Art was, well, let's just say Carl had no artistic talents that were going anywhere. He could do art, but his projects were always grandiose and absurd. They were hardly ever completed and, if they were, they were marked by a complex simplicity anyone could see was simply crap.
Music had its possibilities; except for two small problems. Carl had no voice. No melodic tones rang from his lips. Worst of all, though, Carl had a poor sense of rhythm. He couldn't keep the beat, it alluded him, it snuck away little by little until he was horribly off. He wanted to play the baritone horn. It was big, noticeable, and obviously grandiose. His parents decided Carl should play the alto saxophone. It was after all a vital component of the Glen Miller Sound they remembered and they dreamt of a time when Carl would join the ranks of great big band jazz saxophonists. It became evident very early in Carl's musical training that Carl could no innovate on a theme. He would never play jazz.
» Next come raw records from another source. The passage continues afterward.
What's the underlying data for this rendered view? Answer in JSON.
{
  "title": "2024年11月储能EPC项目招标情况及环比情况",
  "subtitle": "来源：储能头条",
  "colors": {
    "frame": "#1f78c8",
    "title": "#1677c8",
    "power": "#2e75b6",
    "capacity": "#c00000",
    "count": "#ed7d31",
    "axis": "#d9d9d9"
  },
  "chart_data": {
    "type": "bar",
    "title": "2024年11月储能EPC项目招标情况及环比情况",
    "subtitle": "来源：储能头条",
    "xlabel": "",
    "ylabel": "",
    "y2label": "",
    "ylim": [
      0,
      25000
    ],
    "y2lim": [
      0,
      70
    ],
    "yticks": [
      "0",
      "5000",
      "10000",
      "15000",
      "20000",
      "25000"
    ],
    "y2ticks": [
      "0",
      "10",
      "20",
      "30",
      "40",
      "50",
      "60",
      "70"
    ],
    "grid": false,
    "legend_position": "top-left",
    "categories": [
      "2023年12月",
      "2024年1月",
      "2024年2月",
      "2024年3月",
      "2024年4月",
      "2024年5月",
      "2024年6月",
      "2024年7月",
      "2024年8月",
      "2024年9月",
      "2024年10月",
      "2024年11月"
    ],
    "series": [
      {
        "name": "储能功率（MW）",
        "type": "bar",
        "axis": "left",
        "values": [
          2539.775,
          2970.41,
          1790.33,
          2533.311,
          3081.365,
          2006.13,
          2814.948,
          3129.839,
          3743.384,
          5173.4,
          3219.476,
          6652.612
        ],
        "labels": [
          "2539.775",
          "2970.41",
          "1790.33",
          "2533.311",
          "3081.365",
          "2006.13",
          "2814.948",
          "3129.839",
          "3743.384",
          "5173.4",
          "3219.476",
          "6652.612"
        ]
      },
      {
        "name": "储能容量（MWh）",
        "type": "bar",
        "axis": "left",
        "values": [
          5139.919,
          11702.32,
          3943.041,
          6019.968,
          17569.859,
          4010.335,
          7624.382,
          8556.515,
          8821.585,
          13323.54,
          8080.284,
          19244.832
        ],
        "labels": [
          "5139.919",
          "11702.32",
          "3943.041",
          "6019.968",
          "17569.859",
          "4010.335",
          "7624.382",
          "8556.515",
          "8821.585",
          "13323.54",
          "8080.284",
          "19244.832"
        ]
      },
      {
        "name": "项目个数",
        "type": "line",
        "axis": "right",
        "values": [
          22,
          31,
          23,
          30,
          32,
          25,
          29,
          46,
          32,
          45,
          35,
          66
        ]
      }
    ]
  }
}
Yet, the muse was there. She kept poking Carl, whispering in his ear, and promising him all the riches in heaven if he would only pay a tiny bit of attention.
In 1986, at the age of 36, Carl met Agnes Rutherford, Professor Emeritus, BA, MA, MFA, PhD, DDL; a distant cousin of the Fargo Rutherfords, but raised, unfortunately, by eccentric aunt across the river in Minnesota; cited, but not printed, in the 1953 Best American Short Stories; and, the roommate in college of a girl who was rumored to have been fucked by Hemingway, or at least she claimed to have been when a little tipsy from too much cheap lager. Although Professor Rutherford died barely a year after their first meeting, she would always be remembered as the person who had the greatest impact on his life, for she recognized Carl had the talent to string a few words together in such a unique way as to entertain another human being. Carl had found his muse.
Needless to say, at least ninety-six percent of the preceding is pure balderdash.